Have you ever met someone that made you want to be a better person? Not in the change the world kind of way. But in the change your own world kind of way?
Susan Niebur has done that for me. I don't know Susan, although she lives in the same town and goes to the same Church (OK-I haven't gone to Church since Will's Christening but if I did it would be the same Church). But last night, I joined the hundredes or thousands or maybe more individuals that she has shared her life with.
Susan is a professionally accomplished mom of two young boys (4&6) who has been battling inflammatory breast cancer which has metastasized to her bones. The disease is taking it's toll - and, well - the story is still being written. Her story (her life) really hit too close to home (literally and figuratively).

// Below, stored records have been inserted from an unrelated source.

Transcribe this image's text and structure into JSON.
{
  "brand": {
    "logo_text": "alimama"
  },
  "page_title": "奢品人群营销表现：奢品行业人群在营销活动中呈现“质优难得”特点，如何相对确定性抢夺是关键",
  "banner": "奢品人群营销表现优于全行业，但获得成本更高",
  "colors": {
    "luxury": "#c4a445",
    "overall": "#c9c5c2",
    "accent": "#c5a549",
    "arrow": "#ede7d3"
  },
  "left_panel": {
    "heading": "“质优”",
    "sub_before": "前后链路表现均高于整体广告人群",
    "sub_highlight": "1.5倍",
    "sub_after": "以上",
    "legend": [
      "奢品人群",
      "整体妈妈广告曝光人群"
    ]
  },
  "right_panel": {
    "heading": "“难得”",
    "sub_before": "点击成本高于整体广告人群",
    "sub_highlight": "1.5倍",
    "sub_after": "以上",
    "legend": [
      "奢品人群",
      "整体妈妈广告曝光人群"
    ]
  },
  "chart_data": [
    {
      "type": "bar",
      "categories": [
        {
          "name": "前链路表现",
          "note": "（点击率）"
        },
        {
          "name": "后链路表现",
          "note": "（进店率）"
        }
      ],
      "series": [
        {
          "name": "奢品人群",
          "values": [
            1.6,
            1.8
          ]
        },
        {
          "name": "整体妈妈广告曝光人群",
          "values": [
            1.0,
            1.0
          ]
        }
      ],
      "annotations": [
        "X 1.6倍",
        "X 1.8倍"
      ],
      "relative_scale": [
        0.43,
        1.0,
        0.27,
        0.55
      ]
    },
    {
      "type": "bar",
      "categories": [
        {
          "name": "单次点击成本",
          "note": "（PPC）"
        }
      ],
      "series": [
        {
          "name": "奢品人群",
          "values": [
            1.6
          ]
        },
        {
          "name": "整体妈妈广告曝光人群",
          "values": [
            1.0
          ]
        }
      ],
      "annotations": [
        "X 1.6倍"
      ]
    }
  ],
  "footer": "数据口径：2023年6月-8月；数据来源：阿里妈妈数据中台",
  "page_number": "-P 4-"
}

Susan writes about the disease, the bad and the ugly on her blog Toddler Planet. She sheds light on the gruesome struggle she has and is facing. But she also writes about the moments, the every day moments. The little moments that bring joy to a life that others might only see as tragic. She writes about raising two young boys. She writes about her hopes and dreams and the fears that she may never get to live those dreams. She faces her mortality with grace and courage that I could only wish to have one day.

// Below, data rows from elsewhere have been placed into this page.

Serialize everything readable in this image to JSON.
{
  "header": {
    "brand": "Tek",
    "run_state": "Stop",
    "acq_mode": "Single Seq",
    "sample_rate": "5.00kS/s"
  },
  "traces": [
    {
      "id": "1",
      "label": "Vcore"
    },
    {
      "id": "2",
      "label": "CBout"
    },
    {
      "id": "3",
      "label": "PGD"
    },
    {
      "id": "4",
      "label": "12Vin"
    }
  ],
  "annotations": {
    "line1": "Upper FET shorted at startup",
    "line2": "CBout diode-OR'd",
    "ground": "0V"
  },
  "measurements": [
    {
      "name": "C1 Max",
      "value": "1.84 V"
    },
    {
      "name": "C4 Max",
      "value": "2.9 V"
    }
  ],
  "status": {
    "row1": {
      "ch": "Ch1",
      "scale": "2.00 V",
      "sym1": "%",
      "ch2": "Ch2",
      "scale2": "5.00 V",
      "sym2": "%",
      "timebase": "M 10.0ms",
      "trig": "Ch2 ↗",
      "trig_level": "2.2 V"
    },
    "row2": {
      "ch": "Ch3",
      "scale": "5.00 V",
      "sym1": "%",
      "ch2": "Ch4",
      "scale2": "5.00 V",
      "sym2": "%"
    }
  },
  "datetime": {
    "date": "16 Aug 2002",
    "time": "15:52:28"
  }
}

Susan is another reason I so hate this disease. It is not fair. It doesn't care that Susan has two baby boys. Two boys not much older than mine. It doesn't care that she is brilliant and has contributed to the body of scientific research. It doesn't care that she is a friend to many, a mom to two and a wife to one. It doesn't care that her words are a gift that she has generously and gracefully shared with us all. Breast Cancer just doesn't care.

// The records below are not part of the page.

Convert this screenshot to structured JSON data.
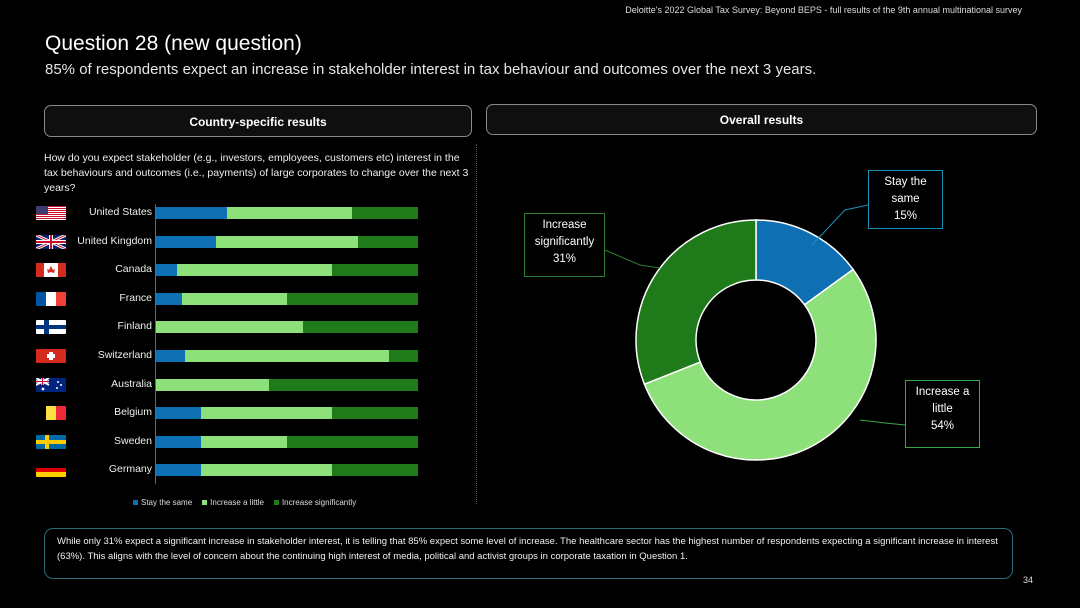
{
  "header": {
    "note": "Deloitte's 2022 Global Tax Survey: Beyond BEPS  - full results of the 9th annual multinational survey"
  },
  "title": "Question 28 (new question)",
  "subtitle": "85% of respondents expect an increase in stakeholder interest in tax behaviour and outcomes over the next 3 years.",
  "panels": {
    "country_label": "Country-specific results",
    "overall_label": "Overall results"
  },
  "question": "How do you expect stakeholder (e.g., investors, employees, customers etc) interest in the tax behaviours and outcomes (i.e., payments) of large corporates to change over the next 3 years?",
  "colors": {
    "stay": "#0f6fb3",
    "little": "#8ee07a",
    "significant": "#1f7a1a"
  },
  "chart_data": [
    {
      "type": "bar",
      "orientation": "horizontal",
      "stacked": "100%",
      "categories": [
        "United States",
        "United Kingdom",
        "Canada",
        "France",
        "Finland",
        "Switzerland",
        "Australia",
        "Belgium",
        "Sweden",
        "Germany"
      ],
      "series": [
        {
          "name": "Stay the same",
          "values": [
            27,
            23,
            8,
            10,
            0,
            11,
            0,
            17,
            17,
            17
          ]
        },
        {
          "name": "Increase a little",
          "values": [
            48,
            54,
            59,
            40,
            56,
            78,
            43,
            50,
            33,
            50
          ]
        },
        {
          "name": "Increase significantly",
          "values": [
            25,
            23,
            33,
            50,
            44,
            11,
            57,
            33,
            50,
            33
          ]
        }
      ],
      "legend": [
        "Stay the same",
        "Increase a little",
        "Increase significantly"
      ]
    },
    {
      "type": "pie",
      "donut": true,
      "slices": [
        {
          "label": "Stay the same",
          "value": 15,
          "display": "15%"
        },
        {
          "label": "Increase a little",
          "value": 54,
          "display": "54%"
        },
        {
          "label": "Increase significantly",
          "value": 31,
          "display": "31%"
        }
      ]
    }
  ],
  "callouts": {
    "increase_sig": {
      "line1": "Increase",
      "line2": "significantly",
      "pct": "31%"
    },
    "stay": {
      "line1": "Stay the",
      "line2": "same",
      "pct": "15%"
    },
    "little": {
      "line1": "Increase a",
      "line2": "little",
      "pct": "54%"
    }
  },
  "flags": [
    "us-flag",
    "uk-flag",
    "canada-flag",
    "france-flag",
    "finland-flag",
    "switzerland-flag",
    "australia-flag",
    "belgium-flag",
    "sweden-flag",
    "germany-flag"
  ],
  "bottom_text": "While only 31% expect a significant increase in stakeholder interest, it is telling that 85% expect some level of increase. The healthcare sector has the highest number of respondents expecting a significant increase in interest (63%). This aligns with the level of concern about the continuing high interest of media, political and activist groups in corporate taxation in Question 1.",
  "page_number": "34"
}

Her blog left me emotionally drained. It broke my heart and touched my soul.
As I read blog post after blog post last night I realized that I may be tired because Will won't sleep, and I may be frustrated because Sam won't eat a damn thing I make him for dinner, and I may be unhappy with my current job, and I may be uninspired by what I planned to make for dinner, and I may feel like there aren't enough hours in the day BUT tomorrow that could all be taken away. Would I rather remember the exhaustion and frustration or would I rather remember the unexpected hug from Sam or the wave from Will, or seeing the two of them develop the bonds of brotherhood, or celebrating small moments over a bottle of champagne with Matt.
Last night Susan taught me that in the end it's the little moments that get you through the day. It's the little moments that make tomorrow worth fighting for. It's the little moments that are the difference between tragedy and grace.